-幕間-2-1
「はあぁ……」
浅黒い肌をした幼い少女が一人、可愛らしい外装の店舗の前で顔を緩ませながら吐息をついていた。
──うん、やはり美味しい。
割と最近出来た店だが、ここのオムレットというスイーツはなかなかに美味しい。店前のスタンドボードにある通り、扱う生クリームにこだわりがあるのだろう。植物性の脂肪が使われていないせいか本当に軽く食べられる。
目玉の一つと大きく書かれたこの真白いスポンジ生地にもとても満足だ。恐らく黄味を使っていないのだろうが、こんなに贅沢な使い方をするなんて相当だ。初雪のような粉糖で見た目の点数が高いのも良い。
もう一度口に含むと、口内でみるみるうちにふわりと解けて優しい甘さが柔らかく広がる。
食であれ、服飾であれ、催事であれ。様々な文化が楽しめるのはこの街の本当に良いところだ。
甘い物を食べたいという欲を満たされたあたしはもう一度息をつく。やっと落ち着いた。噴水の縁に座り、食べかけのスイーツを手にしたまま賑わう屋台通りに眼を向ける。
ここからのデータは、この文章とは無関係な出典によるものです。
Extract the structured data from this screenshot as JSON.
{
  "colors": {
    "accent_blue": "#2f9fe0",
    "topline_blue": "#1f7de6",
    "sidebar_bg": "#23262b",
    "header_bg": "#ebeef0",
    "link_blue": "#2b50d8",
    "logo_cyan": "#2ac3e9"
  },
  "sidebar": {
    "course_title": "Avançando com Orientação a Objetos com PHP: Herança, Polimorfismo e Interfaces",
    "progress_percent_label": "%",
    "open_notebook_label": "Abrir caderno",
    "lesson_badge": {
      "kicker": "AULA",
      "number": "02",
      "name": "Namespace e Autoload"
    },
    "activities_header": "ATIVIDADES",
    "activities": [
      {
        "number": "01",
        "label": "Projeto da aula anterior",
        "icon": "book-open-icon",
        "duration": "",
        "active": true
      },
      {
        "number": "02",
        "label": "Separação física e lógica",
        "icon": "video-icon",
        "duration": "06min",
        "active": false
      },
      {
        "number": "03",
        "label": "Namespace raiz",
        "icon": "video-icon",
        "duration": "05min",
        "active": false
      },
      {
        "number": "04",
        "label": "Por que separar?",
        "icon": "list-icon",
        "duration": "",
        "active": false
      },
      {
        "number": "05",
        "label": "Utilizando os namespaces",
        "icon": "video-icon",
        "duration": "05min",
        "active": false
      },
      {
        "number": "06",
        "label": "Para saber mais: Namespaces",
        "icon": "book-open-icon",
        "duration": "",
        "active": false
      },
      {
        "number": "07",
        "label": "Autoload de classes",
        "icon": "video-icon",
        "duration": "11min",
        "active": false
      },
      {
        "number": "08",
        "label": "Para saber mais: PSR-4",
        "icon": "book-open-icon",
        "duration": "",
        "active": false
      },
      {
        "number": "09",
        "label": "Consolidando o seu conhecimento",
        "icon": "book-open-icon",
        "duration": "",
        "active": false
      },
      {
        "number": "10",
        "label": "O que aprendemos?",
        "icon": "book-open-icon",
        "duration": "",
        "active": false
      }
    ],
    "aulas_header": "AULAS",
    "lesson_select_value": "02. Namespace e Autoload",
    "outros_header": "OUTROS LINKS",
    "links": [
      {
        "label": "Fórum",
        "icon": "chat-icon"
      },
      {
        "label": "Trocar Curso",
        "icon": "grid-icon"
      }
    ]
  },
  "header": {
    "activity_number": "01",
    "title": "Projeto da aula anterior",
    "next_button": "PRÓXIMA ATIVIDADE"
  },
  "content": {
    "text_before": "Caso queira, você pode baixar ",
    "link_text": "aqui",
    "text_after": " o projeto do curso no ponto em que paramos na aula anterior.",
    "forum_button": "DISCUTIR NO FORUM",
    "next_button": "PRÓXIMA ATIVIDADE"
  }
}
老若男女の笑顔が咲き歓呼の声が響く、見慣れた光景が広がっている。余所の街であれば何かしらの催しでも行われているのかと見間違うだろうが、これは小さい頃から見た変わらない光景だ。
──もう一度、オムレットを口に含む。
それなりなお値段ではあるが比較的小振りなそれは、あと一口分しか残っていない。
華やかで、楽しくて。あたしが何もせずとも、しばらくすればそこかしこに見たことの無い新しい物が溢れてる。街中を散歩すればいつでも新しい発見にドキドキ出来る。そんな点はとても素敵だ。
──ただまぁ。あれの良さはあんまり理解出来ないけれど。
身をよじって、後ろを覗く。
そこにはこの街で一番高い、どこからでも見ることが出来る枯樹が聳え立っていた。
「なぁんで皆、わざわざあんなところに行きたいのかしら」
自分から危ない事をしたいだなんて、あたしには気持ちが分からない。…まぁこのままでは、いずれあたしもアレと関わらなければならないのだけど。うぅん、どうしよう。
他にやりたいことが出来たならそれを頑張れば良いよ、と言ってくれた両親にはとても感謝しているけれど、それじゃ何をしたいのかと言われたらそれも思い浮かばない。
「嫌いな訳じゃないんだけどねぇ…」
家が取り扱っている品物は決して嫌いじゃあない。むしろ好きな方だろう。
一つとして同じ色を湛える物は無く、煌びやかで瓶を傾ける度に様々な模様を作って見せてくれて。魔術式の知識なんて全く無かった幼い頃でも、それをペン先につけて紙に走らせるだけで心が躍ったものだ。
華やかな色光に溢れる店の中で遊ぶのは、物心付いた時から好きだった。
──手元に残ったオムレットの最後の一口を放り込む。
徹頭徹尾変わらない、質のいい甘さが舌に染み込む様に溶けていった。
「はぁ…さて、帰りますか」
そろそろ休憩も終わりだ。帰ったら勉強しないと。
包み紙を折り畳み店前のゴミ箱に捨てると、あたしは家に向かって歩を進める。
クリム・フィロアと名のついた街の北東部。この街で割と歴史のある魔術師向けの"インク"を主に取り扱う魔具販売店が、あたしの生家であった。